Whether it's Korean soil or American turf, mud is mud and the Soviet Union basketball team dragged the United States through it once again Tuesday night in a dirty little affair at the Goodwill Games.
This is progress, American style: Two years after Seoul--when Hersey Hawkins couldn't play and Danny Manning couldn't score and a fully stocked Soviet team pulled off an 82-76 upset--the Soviet Union shows up without three starters and one republic, the United States shows up without John Thompson and the final score is USSR 92, USA 85.
Political strife back in the mother country was supposed to have left the Soviets ripe for retribution. When the rim-rattling republic of Lithuania declared its independence, center Arvidas Sabonis and guards Sarunas Marciulionis and Rimas Kurtinaitis declared their ineligibility--leaving the Soviet national team with but one returnee from its 1988 Olympic gold medalist.
But what a one.
Forward Valeri Tikhonenko remains a master at a long-lost American skill--the outside jump shot--and the United States' inability to either defend it or counteract it cost them again in the world basketball standings, superpower division. Tikhonenko made five of nine three-point shots en route to 30 points, the U.S. team countered with a piddling three-for-13 and a flukish night at Seoul has taken on the distinct look of a trend.

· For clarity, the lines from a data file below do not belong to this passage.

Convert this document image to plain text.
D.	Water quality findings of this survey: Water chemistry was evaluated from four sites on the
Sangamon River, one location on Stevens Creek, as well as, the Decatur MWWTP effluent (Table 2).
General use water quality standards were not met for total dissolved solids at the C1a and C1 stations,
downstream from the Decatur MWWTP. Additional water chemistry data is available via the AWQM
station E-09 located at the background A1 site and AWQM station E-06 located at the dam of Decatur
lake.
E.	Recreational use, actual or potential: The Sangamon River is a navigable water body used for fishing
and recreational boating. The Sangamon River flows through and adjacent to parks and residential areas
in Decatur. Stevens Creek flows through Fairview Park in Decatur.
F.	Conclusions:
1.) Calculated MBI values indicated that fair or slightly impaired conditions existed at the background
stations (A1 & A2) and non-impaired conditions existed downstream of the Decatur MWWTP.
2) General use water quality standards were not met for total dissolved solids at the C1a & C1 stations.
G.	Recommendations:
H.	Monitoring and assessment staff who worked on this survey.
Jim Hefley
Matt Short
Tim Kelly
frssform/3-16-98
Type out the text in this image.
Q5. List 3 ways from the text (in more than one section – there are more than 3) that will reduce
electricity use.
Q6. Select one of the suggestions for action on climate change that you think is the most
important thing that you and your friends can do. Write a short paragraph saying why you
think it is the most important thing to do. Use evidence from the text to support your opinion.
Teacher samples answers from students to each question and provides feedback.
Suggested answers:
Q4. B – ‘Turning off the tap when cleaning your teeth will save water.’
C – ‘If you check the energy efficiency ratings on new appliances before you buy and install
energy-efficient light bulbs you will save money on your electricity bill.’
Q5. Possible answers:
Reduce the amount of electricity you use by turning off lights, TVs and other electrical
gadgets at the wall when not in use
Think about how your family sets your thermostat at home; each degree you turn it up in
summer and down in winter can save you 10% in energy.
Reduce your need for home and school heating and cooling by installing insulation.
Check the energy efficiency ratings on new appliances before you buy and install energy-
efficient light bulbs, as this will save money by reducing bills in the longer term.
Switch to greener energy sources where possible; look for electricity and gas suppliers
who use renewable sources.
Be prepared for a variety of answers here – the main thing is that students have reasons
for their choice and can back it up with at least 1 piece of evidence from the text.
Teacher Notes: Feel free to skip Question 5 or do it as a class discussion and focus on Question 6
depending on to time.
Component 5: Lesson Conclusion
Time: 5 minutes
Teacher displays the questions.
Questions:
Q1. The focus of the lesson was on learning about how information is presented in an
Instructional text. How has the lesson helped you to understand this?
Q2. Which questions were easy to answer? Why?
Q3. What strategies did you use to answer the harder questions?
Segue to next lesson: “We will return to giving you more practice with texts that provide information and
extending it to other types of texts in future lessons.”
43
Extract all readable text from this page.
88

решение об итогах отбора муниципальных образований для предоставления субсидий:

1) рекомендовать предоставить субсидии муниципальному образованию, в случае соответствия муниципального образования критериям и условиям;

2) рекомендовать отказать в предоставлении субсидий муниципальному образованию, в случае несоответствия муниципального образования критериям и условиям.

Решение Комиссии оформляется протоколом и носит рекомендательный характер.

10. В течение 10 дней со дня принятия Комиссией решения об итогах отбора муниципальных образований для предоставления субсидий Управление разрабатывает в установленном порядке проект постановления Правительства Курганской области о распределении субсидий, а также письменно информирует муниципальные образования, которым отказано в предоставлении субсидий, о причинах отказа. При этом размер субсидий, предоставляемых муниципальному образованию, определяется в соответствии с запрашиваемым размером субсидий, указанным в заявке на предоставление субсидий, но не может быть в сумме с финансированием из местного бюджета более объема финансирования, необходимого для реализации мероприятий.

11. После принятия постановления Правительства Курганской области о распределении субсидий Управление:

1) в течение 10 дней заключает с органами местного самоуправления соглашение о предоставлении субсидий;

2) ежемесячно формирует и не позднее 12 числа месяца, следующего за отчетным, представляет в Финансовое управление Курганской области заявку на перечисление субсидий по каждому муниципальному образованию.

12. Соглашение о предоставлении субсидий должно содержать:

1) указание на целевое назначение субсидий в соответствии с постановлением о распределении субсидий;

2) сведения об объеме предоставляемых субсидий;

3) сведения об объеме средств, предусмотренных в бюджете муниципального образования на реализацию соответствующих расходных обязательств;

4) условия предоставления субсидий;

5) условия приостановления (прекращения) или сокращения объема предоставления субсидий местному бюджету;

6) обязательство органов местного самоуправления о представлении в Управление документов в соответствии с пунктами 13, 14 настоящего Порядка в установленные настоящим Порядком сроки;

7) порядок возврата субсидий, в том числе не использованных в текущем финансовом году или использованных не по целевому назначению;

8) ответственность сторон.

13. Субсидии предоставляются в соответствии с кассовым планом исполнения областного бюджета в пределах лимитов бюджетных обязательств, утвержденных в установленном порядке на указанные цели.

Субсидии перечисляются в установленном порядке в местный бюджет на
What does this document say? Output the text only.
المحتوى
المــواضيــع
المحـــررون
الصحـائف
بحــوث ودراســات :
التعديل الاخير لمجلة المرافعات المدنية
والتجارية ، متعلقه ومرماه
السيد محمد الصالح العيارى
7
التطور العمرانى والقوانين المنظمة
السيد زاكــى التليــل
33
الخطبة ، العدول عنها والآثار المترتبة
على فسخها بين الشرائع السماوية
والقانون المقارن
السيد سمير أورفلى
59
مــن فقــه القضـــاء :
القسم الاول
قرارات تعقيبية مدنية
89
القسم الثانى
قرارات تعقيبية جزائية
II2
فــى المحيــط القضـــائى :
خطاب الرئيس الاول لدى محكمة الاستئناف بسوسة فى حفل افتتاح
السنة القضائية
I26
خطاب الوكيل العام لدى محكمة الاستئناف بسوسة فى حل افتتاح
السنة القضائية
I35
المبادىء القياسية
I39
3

Before 1972, the United States had never lost a basketball game to the Soviet Union. Now, the Americans have lost three--two in a row since 1988.
Mike Krzyzewski, coach of the U.S. squad, got to be John Thompson for a day, an experience he clearly disliked. Thompson will always be remembered for the shooting guards he didn't bring to Korea, for the full-court press he should have left at home and for the bronze medal that should have been gold.
In the postgame interview room at the Seattle Center Coliseum, someone got right to the point.
"Now do you know how John Thompson felt?" asked a foreign accent.
"It's not the same," he said. "I did not play in the Olympics. I don't like to lose any game, whether it's the Russians or Virginia. This is a totally different competition. No, I don't know how John Thompson felt."
Clearly, though, a tone had been set.
"Are you embarrassed to lose to the Soviet Union?"
For the first time all night, an American got defensive.
"Are you embarrassed to ask that question?" Krzyzewski said, glaring straight ahead. "I think that's a . . . question.
"These are 20-year old kids, trying their hardest. You're trying to put the weight of the whole country on them. They're kids, playing against grown men."
Mark Randall, the Kansas forward seated two chairs away from Krzyzewski, looked at the questioner and asked, "Should we be embarrassed to lose to the Soviet Union?"
Krzyzewski claimed he had learned history's lesson and stocked his roster with long-distance gunners. Georgia Tech's Kenny Anderson was here. So was Arkansas' Lee Mayberry and Todd Day.
"We have good perimeter shooters," Krzyzewski insisted.
But in Monday night's Goodwill Games opener, the United States missed all 10 shots from three-point range and had to sweat out a 100-94 victory over Puerto Rico. It was an ominous display. The next night, Mayberry missed all five of his three-point attempts, Day was one for three and the entire team was three for 13.
That's three for 23 so far in the tournament, a different kind of long-range missile disarmament.
By contrast, the Soviet Union, led by Tikhonenko, made eight of 15 three-pointers, which was better than the Soviets' overall field-goal percentage of .430.
"Tikhonenko was fantastic," Krzyzewski said. "We knew that going in. He's played in an Olympics, he has experience with three-point shooting and he's so big (6 feet 9 1/2), he spreads us out--and still hits the shot."
Said Soviet Coach Valdas Garastas: "We had only one player back from the Olympic year. . . . Our team got together in May. We have practically as new a team as the Americans have."
The best news for the United States Tuesday was that the defeat came during round-robin play. Tonight, the Americans will play Italy and a victory would keep them in contention for the gold medal.
Which is why Garastas wasn't revealing any trade secrets when asked about the Soviets' stifling defense against the American outside shooters.
"We had a certain tactic for the game," Garastas said.
"But I can't tell you. We don't know. Maybe we meet them again."